I chose to say yes to God–always!

Ida Porrino, fsp


I was born in Montegrosso d’Asti, Italy. My father was a farmer and I was the sixth of his eight children.  Why did I choose to enter the Congregation of the Daughters of St. Paul? One day two FSPs visited my parish and I saw that they were very spontaneous and full of enthusiasm. They didn’t scold us girls because our dresses were too short or too long…. “If a person can become a nun without having to give up her unique identity,” I mused, “then I might consider the religious vocation….”

I entered our Congregation while I was still a high-school student. In Alba, I came in contact with Fr. Alberione and the first Sisters who followed him. I was impressed by their fervor, style of life and family spirit.

Fr. Alberione was a small man with a stooped back. When I first saw him, I was disappointed because I had grown up on a farm and all the men in my family were big and robust. But soon after this, while listening to one of the Founder’s sermons, I came to understand why everyone said he was a person who inspired and drew others to the religious life. I was fascinated by the Pauline apostolate, which involved visiting families and finding new ways to approach people.

As my time of formation drew to a close, I was suddenly plunged into a state of interior crisis. I couldn’t remember why I had ever decided to become a nun. This crisis lasted almost a year. What was I to do?

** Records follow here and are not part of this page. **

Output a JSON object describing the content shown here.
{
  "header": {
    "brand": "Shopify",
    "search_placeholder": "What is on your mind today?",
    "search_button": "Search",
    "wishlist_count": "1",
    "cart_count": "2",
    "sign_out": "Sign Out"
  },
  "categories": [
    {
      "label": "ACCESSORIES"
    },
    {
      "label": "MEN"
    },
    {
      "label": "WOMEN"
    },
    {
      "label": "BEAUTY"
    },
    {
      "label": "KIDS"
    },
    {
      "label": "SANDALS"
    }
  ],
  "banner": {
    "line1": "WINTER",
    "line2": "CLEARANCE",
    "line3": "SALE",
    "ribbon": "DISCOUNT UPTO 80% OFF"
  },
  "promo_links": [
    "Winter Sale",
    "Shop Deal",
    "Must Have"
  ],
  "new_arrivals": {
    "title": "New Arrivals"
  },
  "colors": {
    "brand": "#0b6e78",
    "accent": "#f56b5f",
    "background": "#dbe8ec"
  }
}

I began to reflect more seriously on what I could offer God so as to feel fulfilled in the religious life. I decided to give him what was dearest to me: my capacity to love and my freedom. In offering him these gifts, I finally felt at peace and after my perpetual profession I felt a new energy within me.

Among the Non-Christians of Taiwan

The Superior General needed 22 missionaries for Latin America, Africa and Asia. I was told: “You will be going to Taiwan.” My initial reaction was: “Taiwan? Where on earth is Taiwan?!” But aloud I simply said yes to this call of the Lord.

I arrived in Taipei (the capital of Taiwan) 45 years ago: on 1 December 1972, to be exact. I was not afraid when I left Italy but when I reached my destination and left the plane, my first thought was to turn around and go home. I didn’t understand anything that the people around me were saying and I asked myself: “What on earth is happening to me?” But the Lord knows me better than I know myself and I soon came to feel very much at home in the Far East. I found the art and music of this part of the world very appealing, and the calligraphy in Chinese paintings consoled and inspired me. Living among non-Christians was a big challenge to me because I was forced to answer questions no one had ever asked me before. But this helped me discover even more profound reasons for my faith–motives I probably would never have bothered to search for if I had remained in the predominantly Catholic environment of my homeland.

My apostolic and pastoral experiences in Taiwan were very beautiful. The Pauline apostolate brought me face to face with the local people and their concrete situations. In carrying out my mission, I also visited Buddhist temples so as to understand how to approach the members of other faiths and share my experiences with them. I noticed that when individuals had problems, they came to pray with us, and on those occasions we would use not only the Bible but also texts of Eastern wisdom.

Invitation To Go To Pakistan

Now I am beginning a new chapter of my life. A couple of months ago, I received a phone call from our Superior General, Sr. Anna Maria Parenzan, who said: “Since you’ve been in Asia for many years and are currently free [of governing responsibilities], it occurred to me to send you to Pakistan….”

I never thought such a radical change would be asked of me. Listening to her appeal, I was interiorly shaken. I felt like Nicodemus: “How can anyone who is already old be born all over again?” But I am placing this new adventure in the hands of Jesus. I know that the life of the Daughters of St. Paul in Pakistan is not easy, but how could I refuse this request? I don’t know how things will turn out but I am ready to offer God even my failures as a human being. I will be bringing with me from Taiwan a wealth of apostolic experiences. Although I was initially apprehensive, I now feel more interiorly free and less worried about the future. I know that God will never abandon me!